Случалось, к нам, под Ленинград, приезжали с родины знакомые, а однажды в квартиру ввалился большой и веселый человек в косоворотке, с густым чубом, выбивавшимся из-под соломенной шляпы, и в синем костюме с заправленными в сапоги брюками. «Ольга, принимай гостя, который хуже татарина! — крикнул он с порога и бросил на пол тяжелый, туго набитый рюкзак. — Я тебе полмедведя привез — пельмени делать!» Голос его был таким зычным, а рюкзак упал на пол с таким грохотом, что в квартире напротив открылась дверь и оттуда выглянул наш сосед — посмотреть, не случилось ли чего.

— Борис... — ахнула мать. — Каким ветром?

— Зюйд-ост-вест-норд-уральским, — захохотал гость.

Но в комнате он застеснялся, сел на краешек дивана и сунул в колени крупные красные руки, сразу словно став меньше ростом. Мать позвонила на работу отцу; гость так и сидел, почти не двигаясь, на диване, но когда отец пришел, оживился, поднялся, опять став большим, и крепко обхватил отца.

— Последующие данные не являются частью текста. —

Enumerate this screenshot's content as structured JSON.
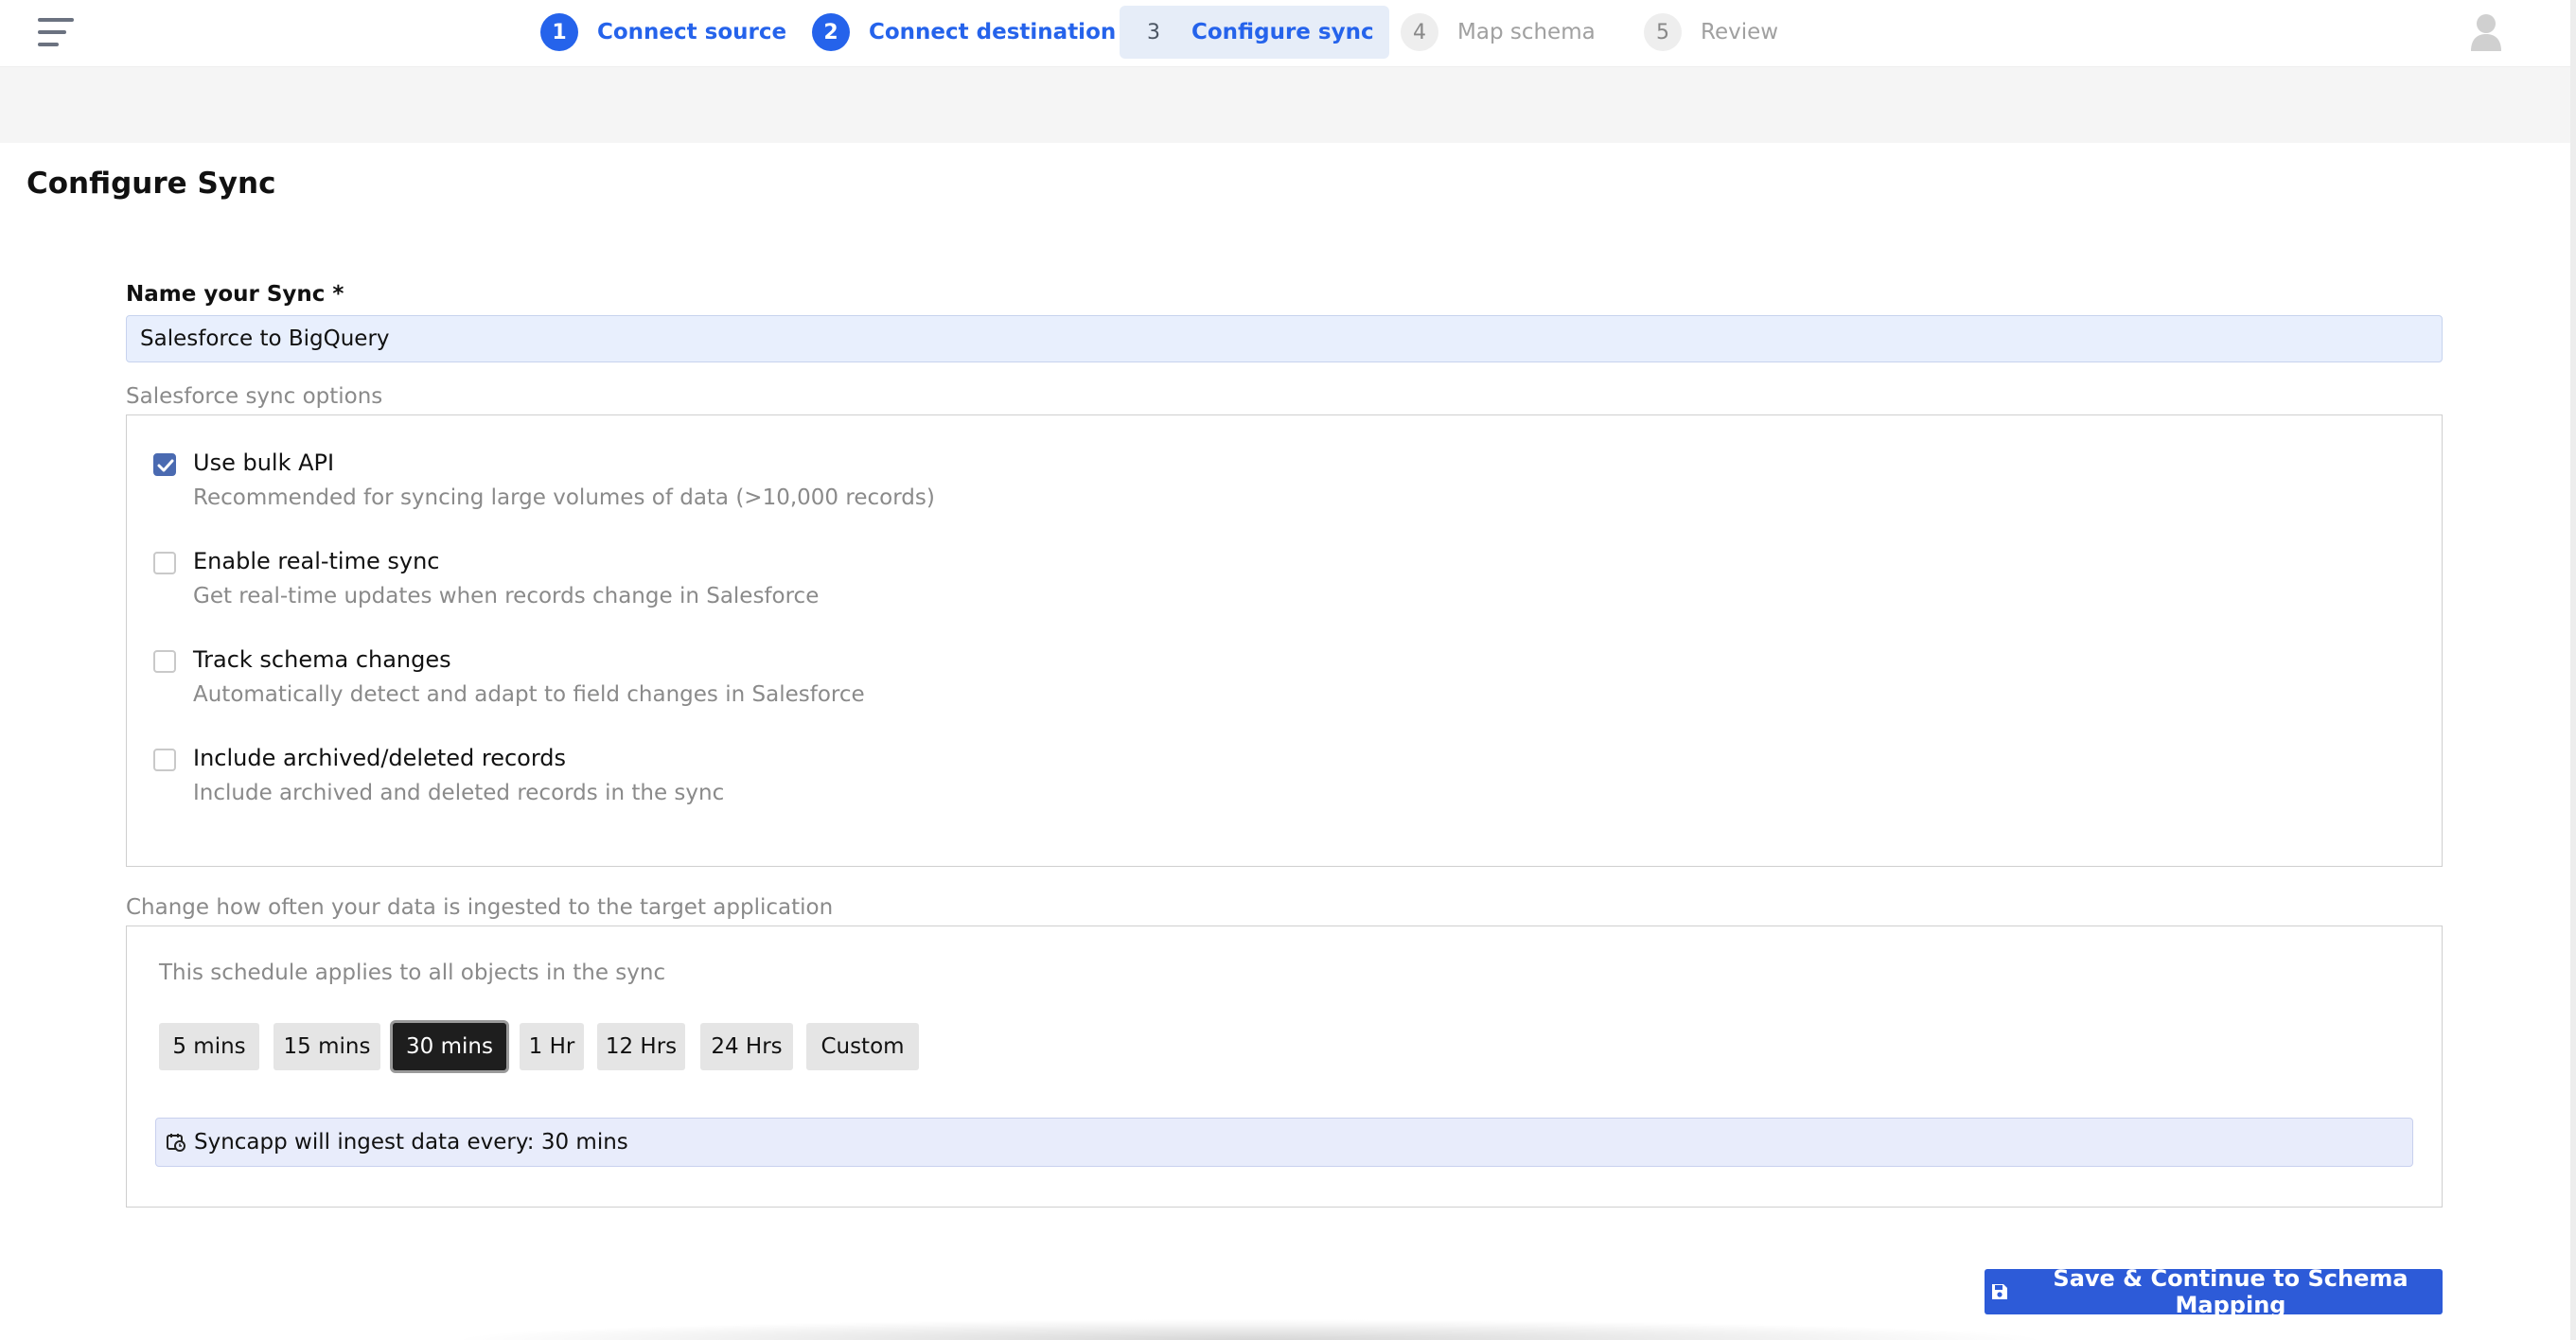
{
  "stepper": [
    {
      "num": "1",
      "label": "Connect source",
      "state": "done"
    },
    {
      "num": "2",
      "label": "Connect destination",
      "state": "done"
    },
    {
      "num": "3",
      "label": "Configure sync",
      "state": "active"
    },
    {
      "num": "4",
      "label": "Map schema",
      "state": "todo"
    },
    {
      "num": "5",
      "label": "Review",
      "state": "todo"
    }
  ],
  "page": {
    "title": "Configure Sync"
  },
  "sync_name": {
    "label": "Name your Sync *",
    "value": "Salesforce to BigQuery"
  },
  "options": {
    "section_label": "Salesforce sync options",
    "items": [
      {
        "title": "Use bulk API",
        "desc": "Recommended for syncing large volumes of data (>10,000 records)",
        "checked": true
      },
      {
        "title": "Enable real-time sync",
        "desc": "Get real-time updates when records change in Salesforce",
        "checked": false
      },
      {
        "title": "Track schema changes",
        "desc": "Automatically detect and adapt to field changes in Salesforce",
        "checked": false
      },
      {
        "title": "Include archived/deleted records",
        "desc": "Include archived and deleted records in the sync",
        "checked": false
      }
    ]
  },
  "schedule": {
    "section_label": "Change how often your data is ingested to the target application",
    "note": "This schedule applies to all objects in the sync",
    "options": [
      "5 mins",
      "15 mins",
      "30 mins",
      "1 Hr",
      "12 Hrs",
      "24 Hrs",
      "Custom"
    ],
    "selected": "30 mins",
    "summary": "Syncapp will ingest data every: 30 mins"
  },
  "actions": {
    "save_label": "Save & Continue to Schema Mapping"
  },
  "colors": {
    "accent": "#2563eb",
    "button": "#2d5bd8",
    "checkbox": "#4a6ab1",
    "selected_schedule": "#1e1e1e"
  }
}
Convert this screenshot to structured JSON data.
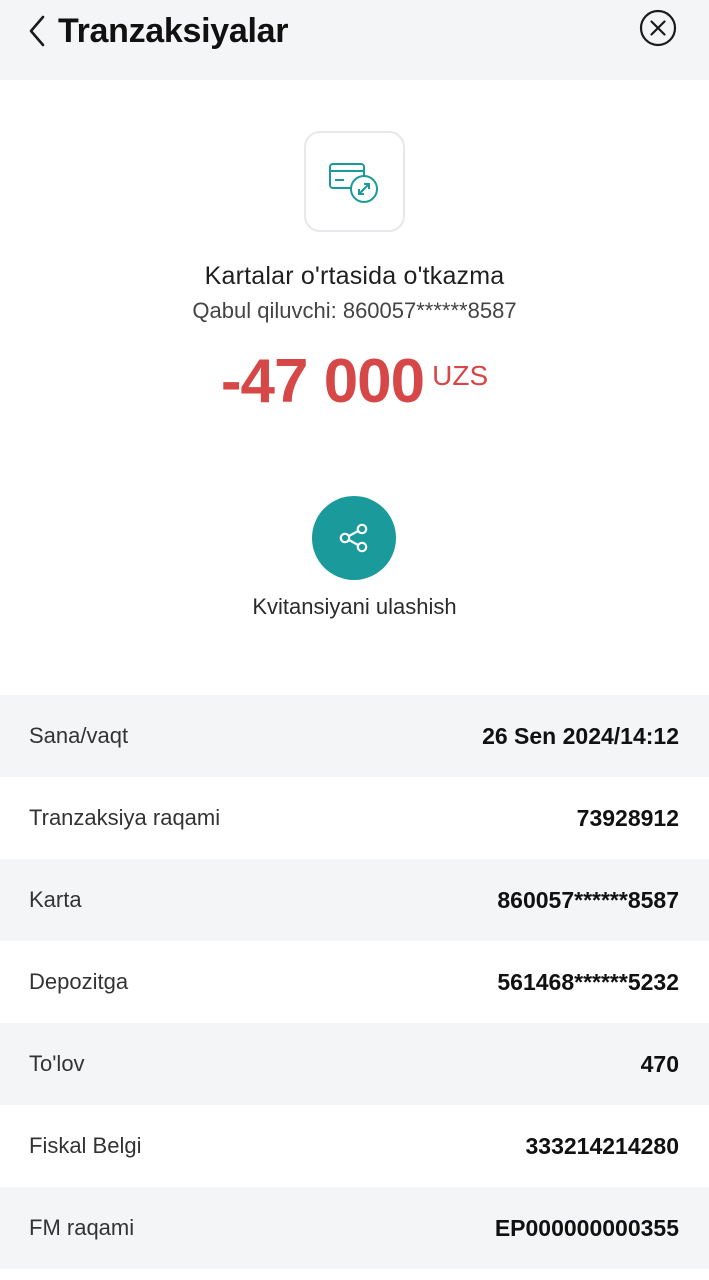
{
  "header": {
    "title": "Tranzaksiyalar",
    "back_icon": "chevron-left-icon",
    "close_icon": "close-circle-icon"
  },
  "transaction": {
    "icon": "card-transfer-icon",
    "title": "Kartalar o'rtasida o'tkazma",
    "receiver": "Qabul qiluvchi: 860057******8587",
    "amount": "-47 000",
    "currency": "UZS"
  },
  "share": {
    "icon": "share-icon",
    "label": "Kvitansiyani ulashish"
  },
  "details": [
    {
      "label": "Sana/vaqt",
      "value": "26 Sen 2024/14:12"
    },
    {
      "label": "Tranzaksiya raqami",
      "value": "73928912"
    },
    {
      "label": "Karta",
      "value": "860057******8587"
    },
    {
      "label": "Depozitga",
      "value": "561468******5232"
    },
    {
      "label": "To'lov",
      "value": "470"
    },
    {
      "label": "Fiskal Belgi",
      "value": "333214214280"
    },
    {
      "label": "FM raqami",
      "value": "EP000000000355"
    }
  ],
  "colors": {
    "accent": "#1a9a9b",
    "amount_red": "#d64747",
    "row_shade": "#f4f5f7"
  }
}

— Но-о, медведь, — засмеялся отец. — Ребра сломаешь.

— Вот, вот... Это тебе не пьяного вязать. Попробуй с трезвым справиться, — с довольным видом проговорил гость.

Тогда отец тоже обхватил его:

— Ладно. Постараюсь.

Мать подсела к столу и, глядя на них, сказала:

— Дети... Честное слово — дети.

Лица у обоих стали краснеть и скоро налились краской до цвета переспелой вишни. Я следил за ними затаив дыхание и переживал за отца — а вдруг тот человек и правда сломает ему ребра.

Они боролись, стоя на одном месте, и никто не мог пересилить.

— Хватит вам. Хватит, — сказала мать.

И тут отец резко присел, его соперник повалился на него, а отец быстро выпрямился — наш гость, перевернувшись в воздухе, упал на диван.

Поднимаясь на ноги, он без обиды сказал:

— Твоя взяла.

К вечеру мать настряпала пельменей с медвежатиной, на столе появилось вино; выпив, и гость, и отец с матерью разговорились, вспомнили старые годы, когда меня еще на свете не было... Тогда-то я впервые и услышал о том, как поженились мои родители.

Родной наш город, теперь один из крупнейших промышленных, в те годы был совсем небольшим, захолустным, хотя и числился областным центром. Работу в городе найти было трудно, и мать девушкой, почти девчонкой, уехала от родителей километров за сто, в горы, на золотой прииск, где устроилась работать учетчицей.